Lunes 27 de diciembre de 2021
Fideicomisos respaldados por el mayor secreto
Dr. Armando Rojano Uscanga
Wyoming, uno de las cincuenta entidades que forman los Estados Unidos de América tiene características excepcionales, como el estar casi deshabitado (el segundo después de Alaska), pues cuenta con solo 600 mil habitantes en sus 253 336 km² (el décimo más extenso). Su capital Cheyenne, con 60 mil habitantes es la ciudad más poblada. Sierras y montañas ocupan dos tercios de su territorio y el resto son praderas de grandes alturas sobre el nivel del mar que reciben poca lluvia. Su clima es semiárido, más seco y con más vientos que el resto del país, con temperaturas extremas.
Tal vez eso justifique que se haya convertido en un paraíso fiscal y que su principal producto sea el llamado Cowboy Cocktail (Cóctel vaquero), un acuerdo financiero que atrae forasteros ricos que quieren ocultar sus activos e incrementarlos… sin pagar impuestos. El cóctel y sus variaciones, consisten en fideicomisos de Wyoming y compañías privadas con propiedad oculta, que permiten un secreto extraordinario, protegido por las leyes de privacidad más estrictas del país y sin la supervisión más superficial realizada por los reguladores en otros estados, lo que lo hace muy atractivo para multimillonarios del planeta, que abandonan los centros financieros internacionales para las firmas de abogados en las estaciones de esquí y ciudades mineras de Wyoming, convirtiéndolo en uno de los paraísos fiscales más importantes del mundo.
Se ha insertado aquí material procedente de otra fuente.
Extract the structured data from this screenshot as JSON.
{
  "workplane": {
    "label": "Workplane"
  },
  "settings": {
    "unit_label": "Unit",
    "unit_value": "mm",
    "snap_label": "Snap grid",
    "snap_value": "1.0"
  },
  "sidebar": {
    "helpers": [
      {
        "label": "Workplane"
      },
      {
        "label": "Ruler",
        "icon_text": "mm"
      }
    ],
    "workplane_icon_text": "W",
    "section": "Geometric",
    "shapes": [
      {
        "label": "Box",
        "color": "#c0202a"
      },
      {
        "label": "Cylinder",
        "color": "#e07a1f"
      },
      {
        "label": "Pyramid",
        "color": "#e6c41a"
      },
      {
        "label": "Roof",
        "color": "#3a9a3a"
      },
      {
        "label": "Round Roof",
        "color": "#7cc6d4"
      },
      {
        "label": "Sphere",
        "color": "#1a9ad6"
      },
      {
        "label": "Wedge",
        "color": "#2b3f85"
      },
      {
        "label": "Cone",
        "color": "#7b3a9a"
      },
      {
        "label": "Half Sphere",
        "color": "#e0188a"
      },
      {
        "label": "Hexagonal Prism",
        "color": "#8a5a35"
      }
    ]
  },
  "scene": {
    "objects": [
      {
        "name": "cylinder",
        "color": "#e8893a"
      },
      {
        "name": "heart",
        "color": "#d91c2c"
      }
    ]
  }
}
Una docena de clientes internacionales que crearon fideicomisos en Wyoming fueron identificados en Pandora Papers, un tesoro de más de 11,9 millones de registros obtenidos por el Consorcio Internacional de Periodistas de Investigación y compartido con The Washington Post, exponiendo el movimiento de riqueza en todo el mundo. Lo hacen a través de simples fideicomisos, acuerdos legales que permiten a las personas guardar dinero y otros activos para estar protegidos de los acreedores e incurrir en pocas o ninguna obligación tributaria para ellos mismos o sus herederos. A cambio de estos beneficios, los propietarios de fideicomisos nombran a un administrador independiente, generalmente un familiar, amigo o asesor financiero, para determinar cuándo y cómo se invierte y gasta el dinero.